In spite of various people snoring I do eventually drift off only to shoot awake again at 5:30. Oh hotel rooms. If I have ever slept well in one I do not remember it.
Breakfast at the Adobe Cafe is just as fantastically wonderful as dinner was the night before. I have sausage, eggs, gluten-free pancakes (!!) and a pot of loose-leaf organic green tea, steeped exactly perfect. The boys have huge cheesy melted breakfast burritos and biscuits and gravy. I order a slice of gluten-free tiramisu (!!) to go. By the time we’re back on trail at 10 a.m., we are all ready for a nap. But no matter. Morale is high! Reserve, New Mexico is a tiny oasis of super-friendly hippie cattle ranchers who make the best ribs this side of the milky way. It was totally random and we went there and it was awesome! We’re practically skipping down the trail.

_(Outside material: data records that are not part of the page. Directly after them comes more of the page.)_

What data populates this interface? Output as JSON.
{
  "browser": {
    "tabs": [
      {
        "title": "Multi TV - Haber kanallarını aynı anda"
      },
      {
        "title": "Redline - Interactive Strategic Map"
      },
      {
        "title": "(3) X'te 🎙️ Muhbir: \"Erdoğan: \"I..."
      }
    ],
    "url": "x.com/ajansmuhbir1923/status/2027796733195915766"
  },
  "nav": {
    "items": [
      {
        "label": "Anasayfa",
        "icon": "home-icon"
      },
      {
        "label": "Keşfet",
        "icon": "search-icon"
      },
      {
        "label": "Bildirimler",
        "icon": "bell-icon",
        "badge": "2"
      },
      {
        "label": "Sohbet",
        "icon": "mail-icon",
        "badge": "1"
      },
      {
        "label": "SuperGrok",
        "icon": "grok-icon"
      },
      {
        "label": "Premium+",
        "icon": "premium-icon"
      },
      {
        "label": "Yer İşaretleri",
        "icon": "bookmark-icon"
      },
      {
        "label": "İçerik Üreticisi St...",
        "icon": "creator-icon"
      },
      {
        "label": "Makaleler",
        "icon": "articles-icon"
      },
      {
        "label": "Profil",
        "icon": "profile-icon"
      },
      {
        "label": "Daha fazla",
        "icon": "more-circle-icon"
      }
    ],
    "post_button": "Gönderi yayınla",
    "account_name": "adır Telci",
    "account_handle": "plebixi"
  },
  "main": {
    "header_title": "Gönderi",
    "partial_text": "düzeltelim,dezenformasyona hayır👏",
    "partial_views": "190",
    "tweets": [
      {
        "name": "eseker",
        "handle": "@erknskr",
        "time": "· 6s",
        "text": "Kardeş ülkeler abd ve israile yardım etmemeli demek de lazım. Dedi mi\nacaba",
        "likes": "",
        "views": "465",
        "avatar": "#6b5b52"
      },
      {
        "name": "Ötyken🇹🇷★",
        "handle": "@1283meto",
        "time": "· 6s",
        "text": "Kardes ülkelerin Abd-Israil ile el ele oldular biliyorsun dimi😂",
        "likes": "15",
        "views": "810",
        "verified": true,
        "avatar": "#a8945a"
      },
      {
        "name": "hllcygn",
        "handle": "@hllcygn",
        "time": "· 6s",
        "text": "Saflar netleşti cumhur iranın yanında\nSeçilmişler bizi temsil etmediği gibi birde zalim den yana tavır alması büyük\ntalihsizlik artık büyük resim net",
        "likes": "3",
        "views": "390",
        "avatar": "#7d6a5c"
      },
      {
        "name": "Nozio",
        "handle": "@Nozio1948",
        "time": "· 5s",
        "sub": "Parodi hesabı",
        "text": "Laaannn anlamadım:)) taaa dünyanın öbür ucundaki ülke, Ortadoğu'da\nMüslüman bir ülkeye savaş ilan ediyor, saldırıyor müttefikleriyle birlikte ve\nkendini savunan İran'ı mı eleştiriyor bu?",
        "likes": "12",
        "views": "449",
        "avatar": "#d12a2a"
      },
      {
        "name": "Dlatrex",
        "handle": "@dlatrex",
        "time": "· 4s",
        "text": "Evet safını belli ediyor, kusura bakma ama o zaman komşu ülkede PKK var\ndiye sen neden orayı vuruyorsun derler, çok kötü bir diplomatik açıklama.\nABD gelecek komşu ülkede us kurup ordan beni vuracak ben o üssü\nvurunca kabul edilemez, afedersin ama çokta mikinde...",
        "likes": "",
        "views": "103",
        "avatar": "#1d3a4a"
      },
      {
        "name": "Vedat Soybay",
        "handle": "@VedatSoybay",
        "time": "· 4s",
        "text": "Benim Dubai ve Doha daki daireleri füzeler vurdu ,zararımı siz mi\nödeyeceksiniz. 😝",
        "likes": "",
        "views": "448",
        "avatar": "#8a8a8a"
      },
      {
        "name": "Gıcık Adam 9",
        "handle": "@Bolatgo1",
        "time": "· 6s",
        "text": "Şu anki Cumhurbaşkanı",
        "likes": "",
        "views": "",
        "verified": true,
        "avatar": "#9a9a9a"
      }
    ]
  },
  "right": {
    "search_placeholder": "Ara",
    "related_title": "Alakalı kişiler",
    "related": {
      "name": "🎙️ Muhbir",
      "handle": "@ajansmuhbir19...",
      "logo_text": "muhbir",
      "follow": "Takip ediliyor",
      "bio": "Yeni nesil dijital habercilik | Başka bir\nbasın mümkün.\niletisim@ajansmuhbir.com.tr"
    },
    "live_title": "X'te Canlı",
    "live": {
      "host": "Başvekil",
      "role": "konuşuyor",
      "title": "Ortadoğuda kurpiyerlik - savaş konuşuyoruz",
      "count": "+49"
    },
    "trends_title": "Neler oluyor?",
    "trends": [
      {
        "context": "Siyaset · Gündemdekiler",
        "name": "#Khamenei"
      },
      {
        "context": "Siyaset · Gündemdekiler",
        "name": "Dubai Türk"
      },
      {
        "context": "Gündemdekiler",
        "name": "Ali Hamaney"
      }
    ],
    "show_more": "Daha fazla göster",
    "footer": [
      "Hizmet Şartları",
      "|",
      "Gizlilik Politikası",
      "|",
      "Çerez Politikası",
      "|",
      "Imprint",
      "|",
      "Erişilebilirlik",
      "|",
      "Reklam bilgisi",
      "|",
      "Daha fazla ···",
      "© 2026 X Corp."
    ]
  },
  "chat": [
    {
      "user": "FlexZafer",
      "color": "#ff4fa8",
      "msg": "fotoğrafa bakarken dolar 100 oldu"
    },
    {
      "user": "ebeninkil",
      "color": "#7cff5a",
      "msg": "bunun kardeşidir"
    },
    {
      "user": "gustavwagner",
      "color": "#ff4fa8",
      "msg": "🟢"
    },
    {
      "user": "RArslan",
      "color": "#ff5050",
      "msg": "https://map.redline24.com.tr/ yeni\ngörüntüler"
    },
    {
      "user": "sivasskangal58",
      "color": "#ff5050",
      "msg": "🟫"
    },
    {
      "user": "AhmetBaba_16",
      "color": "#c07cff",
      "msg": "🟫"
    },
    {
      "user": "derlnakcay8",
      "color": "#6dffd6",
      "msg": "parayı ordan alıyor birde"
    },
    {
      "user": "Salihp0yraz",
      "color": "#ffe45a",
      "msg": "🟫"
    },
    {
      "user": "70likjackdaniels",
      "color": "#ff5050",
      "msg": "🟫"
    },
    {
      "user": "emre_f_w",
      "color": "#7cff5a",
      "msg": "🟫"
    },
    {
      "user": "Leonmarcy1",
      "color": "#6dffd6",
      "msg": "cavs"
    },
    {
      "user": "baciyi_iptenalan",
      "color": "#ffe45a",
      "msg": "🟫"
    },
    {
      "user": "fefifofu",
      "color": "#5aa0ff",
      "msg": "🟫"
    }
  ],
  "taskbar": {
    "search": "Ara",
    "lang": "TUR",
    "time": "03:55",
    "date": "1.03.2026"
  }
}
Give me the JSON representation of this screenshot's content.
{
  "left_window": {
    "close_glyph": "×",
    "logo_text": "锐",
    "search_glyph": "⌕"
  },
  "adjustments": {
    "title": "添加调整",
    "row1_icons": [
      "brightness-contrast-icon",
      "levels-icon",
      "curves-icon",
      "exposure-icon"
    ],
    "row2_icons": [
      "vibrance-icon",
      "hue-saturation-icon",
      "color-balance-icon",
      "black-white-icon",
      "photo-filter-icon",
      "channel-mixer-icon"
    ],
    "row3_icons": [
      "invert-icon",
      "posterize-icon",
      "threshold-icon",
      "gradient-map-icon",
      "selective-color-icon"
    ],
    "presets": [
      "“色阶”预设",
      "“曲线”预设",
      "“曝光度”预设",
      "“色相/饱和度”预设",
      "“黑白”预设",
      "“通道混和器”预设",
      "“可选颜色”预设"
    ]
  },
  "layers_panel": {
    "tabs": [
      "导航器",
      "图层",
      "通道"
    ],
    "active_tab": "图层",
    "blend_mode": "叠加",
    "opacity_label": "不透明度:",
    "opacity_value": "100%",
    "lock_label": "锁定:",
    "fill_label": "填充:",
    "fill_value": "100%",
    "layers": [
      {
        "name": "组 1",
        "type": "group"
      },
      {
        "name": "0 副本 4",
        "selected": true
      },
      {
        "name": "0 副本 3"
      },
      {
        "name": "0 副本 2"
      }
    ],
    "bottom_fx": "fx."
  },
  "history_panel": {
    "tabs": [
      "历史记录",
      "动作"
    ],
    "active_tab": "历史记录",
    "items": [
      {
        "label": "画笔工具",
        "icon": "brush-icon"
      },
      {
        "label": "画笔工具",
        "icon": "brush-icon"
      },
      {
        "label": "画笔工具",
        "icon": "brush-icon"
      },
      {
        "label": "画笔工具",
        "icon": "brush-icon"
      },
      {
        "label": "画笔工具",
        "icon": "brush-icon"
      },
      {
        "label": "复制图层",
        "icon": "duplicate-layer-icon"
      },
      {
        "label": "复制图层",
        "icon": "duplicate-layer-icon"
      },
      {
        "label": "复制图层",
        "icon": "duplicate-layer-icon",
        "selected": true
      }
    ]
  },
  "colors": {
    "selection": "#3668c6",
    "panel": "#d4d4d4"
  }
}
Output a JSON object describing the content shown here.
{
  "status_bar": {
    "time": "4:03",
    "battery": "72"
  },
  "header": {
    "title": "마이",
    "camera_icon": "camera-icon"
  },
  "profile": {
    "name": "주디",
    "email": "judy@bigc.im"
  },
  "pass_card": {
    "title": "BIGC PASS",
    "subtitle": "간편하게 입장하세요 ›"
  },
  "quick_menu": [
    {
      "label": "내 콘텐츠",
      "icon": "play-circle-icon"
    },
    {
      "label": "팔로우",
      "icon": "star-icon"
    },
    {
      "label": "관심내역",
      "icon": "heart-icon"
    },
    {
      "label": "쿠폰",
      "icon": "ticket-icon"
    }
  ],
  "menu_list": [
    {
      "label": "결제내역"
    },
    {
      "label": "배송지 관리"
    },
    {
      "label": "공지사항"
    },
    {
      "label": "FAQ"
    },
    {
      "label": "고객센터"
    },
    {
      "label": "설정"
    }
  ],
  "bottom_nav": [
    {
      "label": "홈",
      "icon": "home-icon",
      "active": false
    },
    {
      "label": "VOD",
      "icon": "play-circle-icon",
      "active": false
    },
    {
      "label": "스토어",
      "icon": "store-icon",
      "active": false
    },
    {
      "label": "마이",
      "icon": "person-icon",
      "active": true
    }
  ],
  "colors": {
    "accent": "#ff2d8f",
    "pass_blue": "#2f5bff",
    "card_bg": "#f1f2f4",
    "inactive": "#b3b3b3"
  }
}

“The fat on them,” says Track Meat, as we hike through the cool pine forest on the jeep road that will take us all the way to pie town. “Do you remember the fat on those ribs?”
In the afternoon we reach the fire lookout atop Mangus Mountain and we climb up the metal stairs in the howling wind to the glass-walled hut on top. Inside there is an older gentleman, listening to squaks from a CB radio and writing things on a notepad. This man kindly points out various features to us in the landscape, which consists of broad valleys and strangely shaped mountains, everything covered in pine forest.
“I new nothing about New Mexico before hiking the CDT,” I tell the man. “Now I’ll always remember it as high-altitude pine forests and a convoluted network of dirt forest service roads.”
Speaking of dirt forest service roads, we’re on the same one all day, and tomorrow we’ll take it the last 17 miles to Pie Town. Whatever “Pie Town” is, if there even is a Pie Town. After the Adobe Cafe in Reserve, I’m not sure anything will ever compare. That place was like the Stehekin of the CDT! Future hikers take note.
The sky does wild things while I walk the long flat dirt road. O Tempestuous clouds! Camp finds us at a cattle tank on a grassy slope, watching the light move while we cook our dinners. A drunk rancher rolls to a stop in his pickup and gets out to watch the sunset with us, gives everyone bud light. Then the rain begins to fall and we retreat into our tents.